Fluctuation analysis of pausing mutant F₁. (A) Typical x-y trajectory of the rotation of wild-type F₁. The rotation was observed at 300 nM ATP. (B) Analysis of the fluctuations in circumferential directions. The probability distributions of the wild-type F₁ (red) and the Gly^loop+13 (black) and Ala^loop (orange) mutants are shown.

Figure 5

Molecular dynamics simulations of Gly^loop+13 and Ala^loop. (A) The average structures of β_empty during the last 15 ns of the simulations are shown (ribbon representation). The structures of β_empty in the wild-type F₁, Gly^loop+13, and Ala^loop are shown (red, black, and orange, respectively).

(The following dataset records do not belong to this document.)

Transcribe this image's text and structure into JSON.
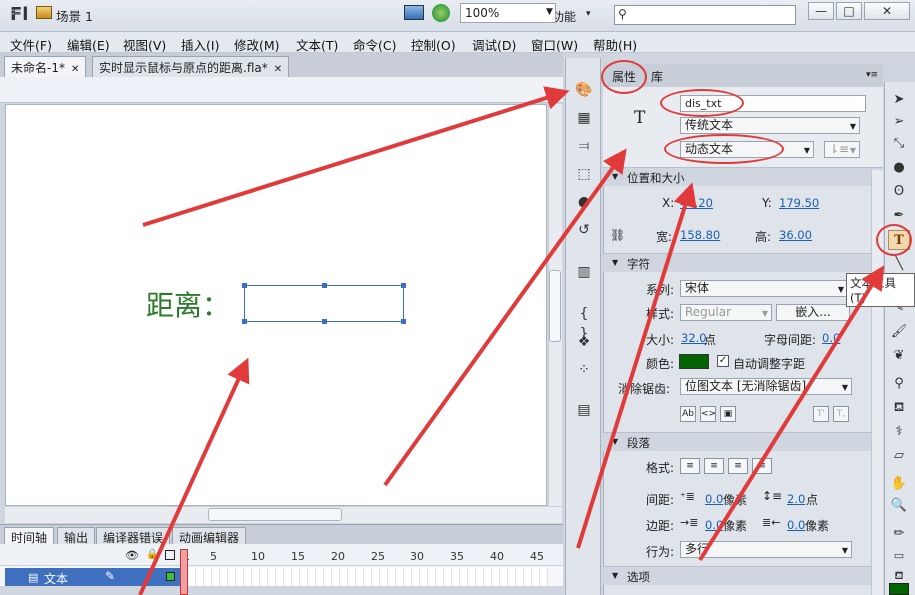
{
  "app": {
    "logo": "Fl",
    "workspace": "基本功能",
    "search_placeholder": ""
  },
  "window_controls": {
    "minimize": "—",
    "maximize": "□",
    "close": "✕"
  },
  "menu": [
    "文件(F)",
    "编辑(E)",
    "视图(V)",
    "插入(I)",
    "修改(M)",
    "文本(T)",
    "命令(C)",
    "控制(O)",
    "调试(D)",
    "窗口(W)",
    "帮助(H)"
  ],
  "doc_tabs": [
    {
      "label": "未命名-1*"
    },
    {
      "label": "实时显示鼠标与原点的距离.fla*"
    }
  ],
  "scene": {
    "label": "场景 1",
    "zoom": "100%"
  },
  "stage": {
    "label": "距离："
  },
  "timeline": {
    "tabs": [
      "时间轴",
      "输出",
      "编译器错误",
      "动画编辑器"
    ],
    "frame_numbers": [
      "1",
      "5",
      "10",
      "15",
      "20",
      "25",
      "30",
      "35",
      "40",
      "45"
    ],
    "layer_name": "文本"
  },
  "properties": {
    "tabs": [
      "属性",
      "库"
    ],
    "instance_name": "dis_txt",
    "text_engine": "传统文本",
    "text_type": "动态文本",
    "sections": {
      "position": "位置和大小",
      "character": "字符",
      "paragraph": "段落",
      "options": "选项"
    },
    "position": {
      "x_label": "X:",
      "x_value": "44.20",
      "y_label": "Y:",
      "y_value": "179.50",
      "w_label": "宽:",
      "w_value": "158.80",
      "h_label": "高:",
      "h_value": "36.00"
    },
    "character": {
      "family_label": "系列:",
      "family_value": "宋体",
      "style_label": "样式:",
      "style_value": "Regular",
      "embed_button": "嵌入...",
      "size_label": "大小:",
      "size_value": "32.0",
      "size_unit": "点",
      "spacing_label": "字母间距:",
      "spacing_value": "0.0",
      "color_label": "颜色:",
      "color_value": "#006400",
      "autokern_label": "自动调整字距",
      "antialias_label": "消除锯齿:",
      "antialias_value": "位图文本 [无消除锯齿]"
    },
    "paragraph": {
      "format_label": "格式:",
      "spacing_label": "间距:",
      "indent_value": "0.0",
      "indent_unit": "像素",
      "line_value": "2.0",
      "line_unit": "点",
      "margin_label": "边距:",
      "left_margin": "0.0",
      "left_unit": "像素",
      "right_margin": "0.0",
      "right_unit": "像素",
      "behavior_label": "行为:",
      "behavior_value": "多行"
    }
  },
  "tooltip": "文本工具(T)",
  "annotation_color": "#e03a3a"
}
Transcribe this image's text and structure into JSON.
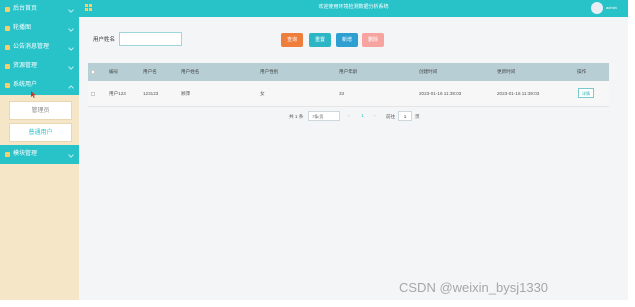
{
  "app": {
    "title": "欢迎使用环境检测数据分析系统",
    "user": "admin"
  },
  "colors": {
    "teal": "#27c3c9",
    "sidebar_bg": "#f5e6c8",
    "search_btn": "#ef7d3c",
    "reset_btn": "#2cb6c5",
    "add_btn": "#2e9fd1",
    "delete_btn": "#f7a4a0"
  },
  "sidebar": {
    "items": [
      {
        "label": "后台首页",
        "icon": "home-icon"
      },
      {
        "label": "轮播图",
        "icon": "image-icon"
      },
      {
        "label": "公告消息管理",
        "icon": "notice-icon"
      },
      {
        "label": "资源管理",
        "icon": "folder-icon"
      },
      {
        "label": "系统用户",
        "icon": "user-icon"
      },
      {
        "label": "模块管理",
        "icon": "module-icon"
      }
    ],
    "sub_items": [
      "管理员",
      "普通用户"
    ]
  },
  "search": {
    "label": "用户姓名",
    "value": ""
  },
  "buttons": {
    "search": "查询",
    "reset": "重置",
    "add": "新增",
    "delete": "删除"
  },
  "table": {
    "headers": [
      "编号",
      "用户名",
      "用户姓名",
      "用户性别",
      "用户年龄",
      "创建时间",
      "更新时间",
      "操作"
    ],
    "rows": [
      {
        "id": "用户123",
        "username": "123123",
        "name": "顾萍",
        "gender": "女",
        "age": "33",
        "created": "2023-01-16 11:39:03",
        "updated": "2023-01-16 11:39:03",
        "action": "详情"
      }
    ]
  },
  "pagination": {
    "total": "共 1 条",
    "page_size": "7条/页",
    "prev": "‹",
    "current": "1",
    "next": "›",
    "goto_label": "前往",
    "goto_value": "1",
    "page_unit": "页"
  },
  "watermark": "CSDN @weixin_bysj1330"
}
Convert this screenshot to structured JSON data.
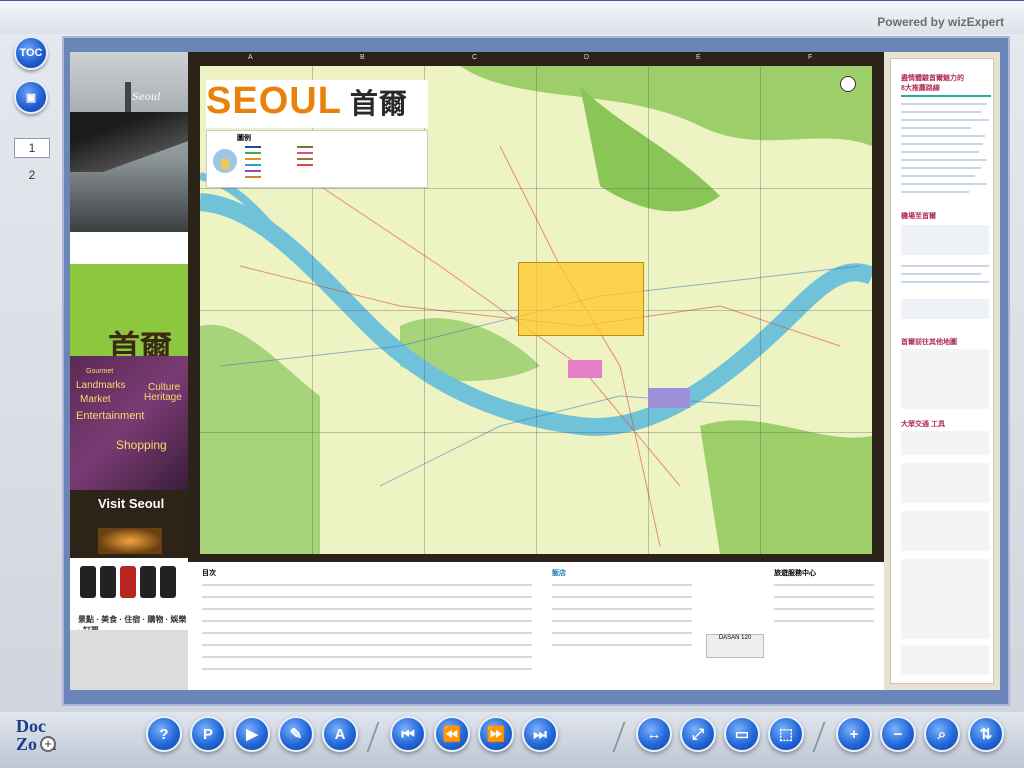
{
  "header": {
    "powered_by": "Powered by wizExpert"
  },
  "sidebar": {
    "toc_label": "TOC",
    "pages": [
      "1",
      "2"
    ],
    "current_page": "1"
  },
  "document": {
    "map_title": "SEOUL",
    "map_title_cn": "首爾",
    "legend_title": "圖例",
    "columns": [
      "A",
      "B",
      "C",
      "D",
      "E",
      "F"
    ],
    "rows": [
      "1",
      "2",
      "3",
      "4"
    ],
    "cover": {
      "seoul_script": "Seoul",
      "chinese_title": "首爾",
      "visit_title": "Visit Seoul",
      "phones_caption": "景點 · 美食 · 住宿 · 購物 · 娛樂 · 訂票",
      "categories": [
        "Landmarks",
        "Market",
        "Entertainment",
        "Shopping",
        "Culture",
        "Heritage",
        "Gourmet"
      ]
    },
    "index": {
      "catalog_title": "目次",
      "hotels_title": "飯店",
      "info_center_title": "旅遊服務中心",
      "dasan_label": "DASAN 120"
    },
    "right_panel": {
      "title_1": "盡情體驗首爾魅力的",
      "title_2": "8大推薦路線",
      "section_airport": "機場至首爾",
      "section_other": "首爾前往其他地圖",
      "section_transport": "大眾交通 工具"
    }
  },
  "toolbar": {
    "buttons": [
      {
        "name": "help-button",
        "glyph": "?"
      },
      {
        "name": "save-pdf-button",
        "glyph": "P"
      },
      {
        "name": "play-button",
        "glyph": "▶"
      },
      {
        "name": "annotate-button",
        "glyph": "✎"
      },
      {
        "name": "text-button",
        "glyph": "A"
      },
      {
        "name": "first-page-button",
        "glyph": "⏮"
      },
      {
        "name": "prev-page-button",
        "glyph": "⏪"
      },
      {
        "name": "next-page-button",
        "glyph": "⏩"
      },
      {
        "name": "last-page-button",
        "glyph": "⏭"
      },
      {
        "name": "fit-width-button",
        "glyph": "↔"
      },
      {
        "name": "fullscreen-button",
        "glyph": "⤢"
      },
      {
        "name": "book-view-button",
        "glyph": "▭"
      },
      {
        "name": "single-page-button",
        "glyph": "⬚"
      },
      {
        "name": "zoom-in-button",
        "glyph": "+"
      },
      {
        "name": "zoom-out-button",
        "glyph": "−"
      },
      {
        "name": "zoom-fit-button",
        "glyph": "⌕"
      },
      {
        "name": "rotate-button",
        "glyph": "⇅"
      }
    ],
    "logo_doc": "Doc",
    "logo_zoom": "Zo m"
  }
}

The γ-subunit is also shown (light gray). (Lower images) Expanded views of the structures of the DELSEED loop regions (enclosed with blue rectangles in the upper images). (B) Results of DSSP analyses of β_empty (empty), β_DP (DP), and β_TP (TP). The probabilities of α-helix formation at individual residues of the DELSEED loop and adjacent regions in the wild-type F₁ (red), Gly^loop+13 (black), and Ala^loop (orange) are plotted. Residue numbers 384–405 in MF₁ correspond to 380–401 in TF₁. (C) (Histograms) Retention times of the specific contacts are shown. Bin-width is 5% of 15 ns (0.75 ns). The wild-type and Gly^loop+13 and Ala^loop mutants are represented (red, black, and orange plots, respectively). (D) ΔRMSF analysis of Gly^loop+13 (black) and Ala^loop (orange). The RMSF values of wild-type F₁ were subtracted from the RMSF values of Gly^loop+13 and Ala^loop to obtain the ΔRMSF values of β_empty (empty), β_DP (DP), and β_TP (TP). A positive ΔRMSF represents a larger fluctuation than that for the wild-type F₁, whereas negative values represent smaller fluctuations. (Horizontal black and orange bars in the figures represent the glycine- or alanine-substituted regions.)